The third and most recent book is quite different in style. Out on the 10th May 2013 The No Waste Meal Planner is published Spring Hill, a new publisher for me. With food prices rising faster than the national debt we need to get every scrap of value from the goods we buy. Good menu planning is a sure way of saving money, and this book takes menu planning to another level. It shows how, by linking your meals from one day to another, you can cook – and shop – economically but deliciously; and use up any leftover ingredients that might otherwise be scraped into the bin or left to gather mould in the fridge.
An example of a meal chain in the book: THE ROAST CHICKEN TO PIZZA MARGARITA CHAIN Roast chicken > use the carcass to make stock and the leftover chicken meat to make Chicken risotto > use leftover risotto plus salami, mozzarella and passata to make Arancini with tomato sauce >use the leftover salami, mozzarella and passatta to make Pizza Margarita. Four meals – all linked, and no wasted ingredients.
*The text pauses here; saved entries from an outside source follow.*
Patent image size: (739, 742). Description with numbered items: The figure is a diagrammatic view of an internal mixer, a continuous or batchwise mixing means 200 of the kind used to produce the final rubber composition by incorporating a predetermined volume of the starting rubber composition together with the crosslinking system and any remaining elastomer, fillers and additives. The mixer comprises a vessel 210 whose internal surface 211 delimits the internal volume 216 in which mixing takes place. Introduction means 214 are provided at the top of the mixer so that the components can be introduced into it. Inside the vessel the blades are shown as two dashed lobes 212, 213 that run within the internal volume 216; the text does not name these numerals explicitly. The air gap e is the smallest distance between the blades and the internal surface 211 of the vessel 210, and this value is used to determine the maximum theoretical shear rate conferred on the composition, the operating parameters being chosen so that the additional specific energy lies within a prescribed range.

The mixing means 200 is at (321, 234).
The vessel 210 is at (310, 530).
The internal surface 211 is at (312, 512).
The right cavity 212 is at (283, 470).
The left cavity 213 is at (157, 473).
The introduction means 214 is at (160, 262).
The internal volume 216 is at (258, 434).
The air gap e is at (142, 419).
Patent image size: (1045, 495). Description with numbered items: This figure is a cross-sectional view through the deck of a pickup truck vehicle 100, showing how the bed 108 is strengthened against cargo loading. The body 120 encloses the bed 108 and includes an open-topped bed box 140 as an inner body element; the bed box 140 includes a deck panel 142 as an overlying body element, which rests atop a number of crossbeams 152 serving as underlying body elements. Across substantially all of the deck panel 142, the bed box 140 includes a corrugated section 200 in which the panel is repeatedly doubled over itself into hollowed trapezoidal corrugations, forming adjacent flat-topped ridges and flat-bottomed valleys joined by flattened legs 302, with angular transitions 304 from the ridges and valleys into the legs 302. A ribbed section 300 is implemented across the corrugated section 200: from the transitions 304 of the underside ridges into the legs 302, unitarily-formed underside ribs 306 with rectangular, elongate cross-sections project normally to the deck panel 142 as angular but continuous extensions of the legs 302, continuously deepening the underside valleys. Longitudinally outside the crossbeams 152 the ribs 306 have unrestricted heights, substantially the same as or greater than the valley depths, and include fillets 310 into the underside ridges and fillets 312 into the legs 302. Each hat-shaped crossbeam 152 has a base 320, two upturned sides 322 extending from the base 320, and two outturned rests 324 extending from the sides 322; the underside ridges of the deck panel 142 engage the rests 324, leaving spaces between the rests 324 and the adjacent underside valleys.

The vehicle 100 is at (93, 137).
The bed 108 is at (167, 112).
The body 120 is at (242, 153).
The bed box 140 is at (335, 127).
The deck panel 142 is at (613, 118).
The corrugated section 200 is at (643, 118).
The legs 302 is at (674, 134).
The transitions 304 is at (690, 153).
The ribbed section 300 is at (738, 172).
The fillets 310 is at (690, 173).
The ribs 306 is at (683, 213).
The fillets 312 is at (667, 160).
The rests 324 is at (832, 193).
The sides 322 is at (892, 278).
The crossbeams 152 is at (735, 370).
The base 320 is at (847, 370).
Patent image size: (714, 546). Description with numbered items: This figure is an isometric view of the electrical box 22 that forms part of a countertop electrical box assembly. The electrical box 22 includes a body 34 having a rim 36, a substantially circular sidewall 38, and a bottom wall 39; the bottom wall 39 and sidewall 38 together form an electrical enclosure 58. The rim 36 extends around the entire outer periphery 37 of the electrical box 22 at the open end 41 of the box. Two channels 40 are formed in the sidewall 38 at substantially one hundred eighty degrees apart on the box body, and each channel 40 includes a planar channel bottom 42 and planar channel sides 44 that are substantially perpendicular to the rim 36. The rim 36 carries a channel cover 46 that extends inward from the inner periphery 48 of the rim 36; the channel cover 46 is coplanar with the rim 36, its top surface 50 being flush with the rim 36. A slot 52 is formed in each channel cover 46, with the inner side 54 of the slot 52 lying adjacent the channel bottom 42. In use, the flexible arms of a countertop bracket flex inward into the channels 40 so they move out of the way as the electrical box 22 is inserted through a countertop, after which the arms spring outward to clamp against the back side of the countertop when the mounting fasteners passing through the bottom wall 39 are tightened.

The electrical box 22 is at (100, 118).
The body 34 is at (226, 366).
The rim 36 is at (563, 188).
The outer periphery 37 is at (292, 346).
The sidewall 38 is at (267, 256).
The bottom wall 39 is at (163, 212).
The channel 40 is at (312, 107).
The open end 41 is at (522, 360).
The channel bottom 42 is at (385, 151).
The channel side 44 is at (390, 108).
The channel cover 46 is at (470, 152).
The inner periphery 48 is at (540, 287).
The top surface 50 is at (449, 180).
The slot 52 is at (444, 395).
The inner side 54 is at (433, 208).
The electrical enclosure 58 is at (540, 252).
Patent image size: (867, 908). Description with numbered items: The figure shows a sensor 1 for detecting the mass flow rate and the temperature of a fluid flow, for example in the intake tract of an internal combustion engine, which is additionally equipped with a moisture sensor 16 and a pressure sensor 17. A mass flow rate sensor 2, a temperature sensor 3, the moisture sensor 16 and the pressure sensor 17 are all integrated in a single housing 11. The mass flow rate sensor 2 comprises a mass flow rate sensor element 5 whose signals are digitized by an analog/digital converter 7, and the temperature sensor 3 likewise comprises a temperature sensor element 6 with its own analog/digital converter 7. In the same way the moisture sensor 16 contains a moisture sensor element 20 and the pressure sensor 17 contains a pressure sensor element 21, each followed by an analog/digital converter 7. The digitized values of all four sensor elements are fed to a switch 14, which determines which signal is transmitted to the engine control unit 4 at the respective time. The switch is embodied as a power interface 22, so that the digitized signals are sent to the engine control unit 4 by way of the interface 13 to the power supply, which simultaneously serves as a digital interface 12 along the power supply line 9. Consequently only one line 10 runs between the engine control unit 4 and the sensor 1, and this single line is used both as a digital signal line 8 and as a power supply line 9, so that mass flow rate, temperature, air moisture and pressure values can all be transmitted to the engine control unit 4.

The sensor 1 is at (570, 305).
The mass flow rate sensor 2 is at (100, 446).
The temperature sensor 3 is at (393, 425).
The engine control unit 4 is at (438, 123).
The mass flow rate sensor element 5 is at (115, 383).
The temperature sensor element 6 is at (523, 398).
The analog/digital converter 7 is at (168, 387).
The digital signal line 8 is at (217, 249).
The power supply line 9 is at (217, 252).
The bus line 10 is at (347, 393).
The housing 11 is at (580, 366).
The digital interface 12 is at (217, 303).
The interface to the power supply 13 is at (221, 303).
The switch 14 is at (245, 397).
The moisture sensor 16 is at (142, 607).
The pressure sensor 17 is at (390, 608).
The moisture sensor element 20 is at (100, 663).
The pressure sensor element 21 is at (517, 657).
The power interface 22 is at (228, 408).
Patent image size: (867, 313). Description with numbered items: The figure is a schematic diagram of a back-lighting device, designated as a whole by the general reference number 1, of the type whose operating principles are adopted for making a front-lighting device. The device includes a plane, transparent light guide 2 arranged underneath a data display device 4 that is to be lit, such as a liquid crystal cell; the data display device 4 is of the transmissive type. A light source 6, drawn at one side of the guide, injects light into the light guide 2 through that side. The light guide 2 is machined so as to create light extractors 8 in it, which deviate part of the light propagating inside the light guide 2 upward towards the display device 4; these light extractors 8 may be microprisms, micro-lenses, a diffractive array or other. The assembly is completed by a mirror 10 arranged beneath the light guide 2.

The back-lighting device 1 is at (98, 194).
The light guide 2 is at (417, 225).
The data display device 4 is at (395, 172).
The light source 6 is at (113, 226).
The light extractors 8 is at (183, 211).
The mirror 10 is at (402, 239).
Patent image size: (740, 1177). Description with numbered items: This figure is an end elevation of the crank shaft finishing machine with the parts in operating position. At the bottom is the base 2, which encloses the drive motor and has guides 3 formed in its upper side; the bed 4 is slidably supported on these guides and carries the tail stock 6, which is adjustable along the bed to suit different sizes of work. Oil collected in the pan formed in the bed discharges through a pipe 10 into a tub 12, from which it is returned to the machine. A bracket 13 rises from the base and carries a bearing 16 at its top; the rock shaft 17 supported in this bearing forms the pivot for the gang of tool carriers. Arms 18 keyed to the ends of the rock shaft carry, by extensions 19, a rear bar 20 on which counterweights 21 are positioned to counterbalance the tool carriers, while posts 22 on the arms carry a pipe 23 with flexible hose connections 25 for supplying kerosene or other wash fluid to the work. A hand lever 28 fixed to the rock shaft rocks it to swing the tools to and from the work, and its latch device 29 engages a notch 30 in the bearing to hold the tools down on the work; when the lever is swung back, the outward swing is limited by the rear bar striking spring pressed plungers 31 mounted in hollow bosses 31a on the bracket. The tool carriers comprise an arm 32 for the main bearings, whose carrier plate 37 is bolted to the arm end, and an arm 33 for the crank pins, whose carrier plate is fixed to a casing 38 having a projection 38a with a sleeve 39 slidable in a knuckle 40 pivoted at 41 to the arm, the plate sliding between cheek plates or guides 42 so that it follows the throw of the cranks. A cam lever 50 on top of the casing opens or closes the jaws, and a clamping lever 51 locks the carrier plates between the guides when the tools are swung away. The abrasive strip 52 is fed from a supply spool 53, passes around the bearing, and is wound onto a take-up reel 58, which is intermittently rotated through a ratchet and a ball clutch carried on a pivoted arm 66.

Other chains include: Roast Lamb to a Dirty Martini through six links.Poached Salmon to Chocolate Cake through five links. Chicken tikka to hummus in four links. Beef brisket to egg fried rice in four links. Breaking the chain Links in the chain can be frozen, ready and waiting for the chain to be started up at a later date. The aim? To reduce waste with no compromise on taste.
Finally, as if that wasn’t enough, School Dinners has been re-edited and is back out again on 1st August 2013.
That is all I can say really about me and my books.
If you’d like to buy one, all the usual places have copies. Here are some links if you would like them.
What a great success you have had Becky, and inspirational.. Good luck withthenew book. Clever idea!
Thank you so much. It is just lovely to know people read what I write!